Quant à la gauche de gouvernement, son éloignement des classes populaires théorisé en 2011 par le think tank Terra Nova a laissé des traces profondes dans son électorat, actant le divorce entre le Parti socialiste et la population ouvrière, tenue pour négligeable car en voie de disparition. Sous le titre Gauche : quelle majorité électorale pour 2012 ?, le document de réflexion invitait les socialistes à se tourner vers des électeurs urbains diplômés, vers les jeunes, les minorités des quartiers populaires et les femmes. Cet aggiornamento enveloppé dans la bannière du progressisme a accéléré la coupure de la gauche avec ses soutiens « naturels », les classes les plus modestes, qui sont venues renforcer comme jamais les rangs du Front puis du Rassemblement national, et à un degré moindre le mouvement de la France insoumise.

Autrement dit, il ne suffit pas au bloc macronien d’avoir « sauvé les meubles » en conservant un groupe d’élus somme toute non négligeable, et en reléguant le RN à la troisième place. Il ne suffit pas non plus au Nouveau Front populaire d’avoir fait la course en tête « au finish » au point de se trouver en position de gouverner. Le plus difficile reste à faire : convaincre rapidement de l’aptitude des formations républicaines à inventer la bonne manière de travailler ensemble pour la France. Et en particulier pour cette France qui espérait – même si elle se trompait – trouver aide et réconfort dans la victoire du parti d’extrême droite.

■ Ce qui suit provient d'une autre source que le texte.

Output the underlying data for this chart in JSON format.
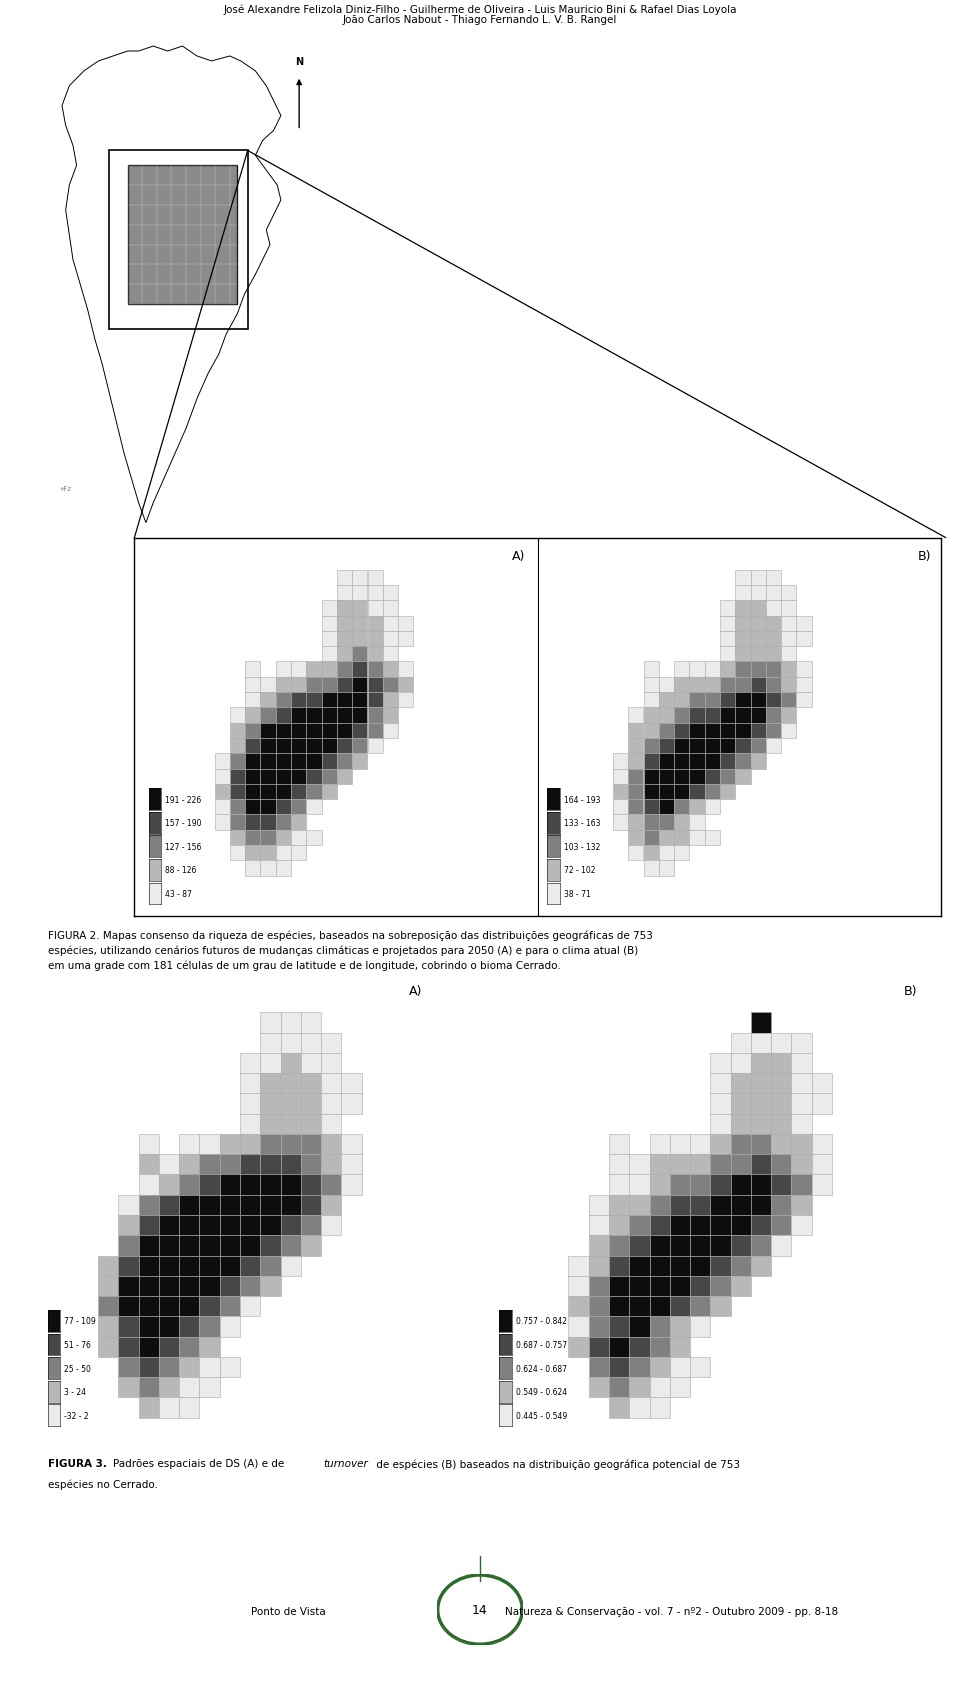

Dans quelle direction allons-nous ? Notre collaborateur le politiste Vincent Martigny le dit clairement : vers une nouvelle cohabitation, la quatrième sous la Ve République. Avec cette singularité qu’elle procédera davantage du régime parlementaire, sans majorité solide constituée, que du régime présidentiel. En rendant l’essentiel du pouvoir à l’Assemblée, Emmanuel Macron pourrait alors se replier sur son domaine réservé : défense, diplomatie, garantie des institutions. Un cas de figure qui, sans le sortir du jeu, le ramènerait à une fonction moins clivante. Il perdrait alors en pouvoir ce qu’il gagnerait en capacité à fluidifier le jeu démocratique. Mais qui sait prévoir ce que pensera ou fera le chef de l’État, rarement là où on l’attend, toujours imprévisible, et peu enclin à s’effacer ?

« Fatiguer la réponse, reposer la question. » Cet aphorisme de la plasticienne Nelly Maurel nous tombe sous la plume au moment de conclure provisoirement. Les Français ont besoin d’aller au bout de la réponse qu’ils attendent du chef de l’État et des états-majors des partis en lice pour diriger le pays. Quitte à reposer la question sans cesse : pour quoi faire ? Et quand, et comment, et avec qui ? Les réponses sont attendues sans tarder. Pour dissiper l’amertume de ceux qui croient avoir perdu. Pour que le sursaut donne mieux qu’un sursis. Pour que la France à l’heure olympique aille enfin plus vite et plus haut. Et soit résolument plus forte.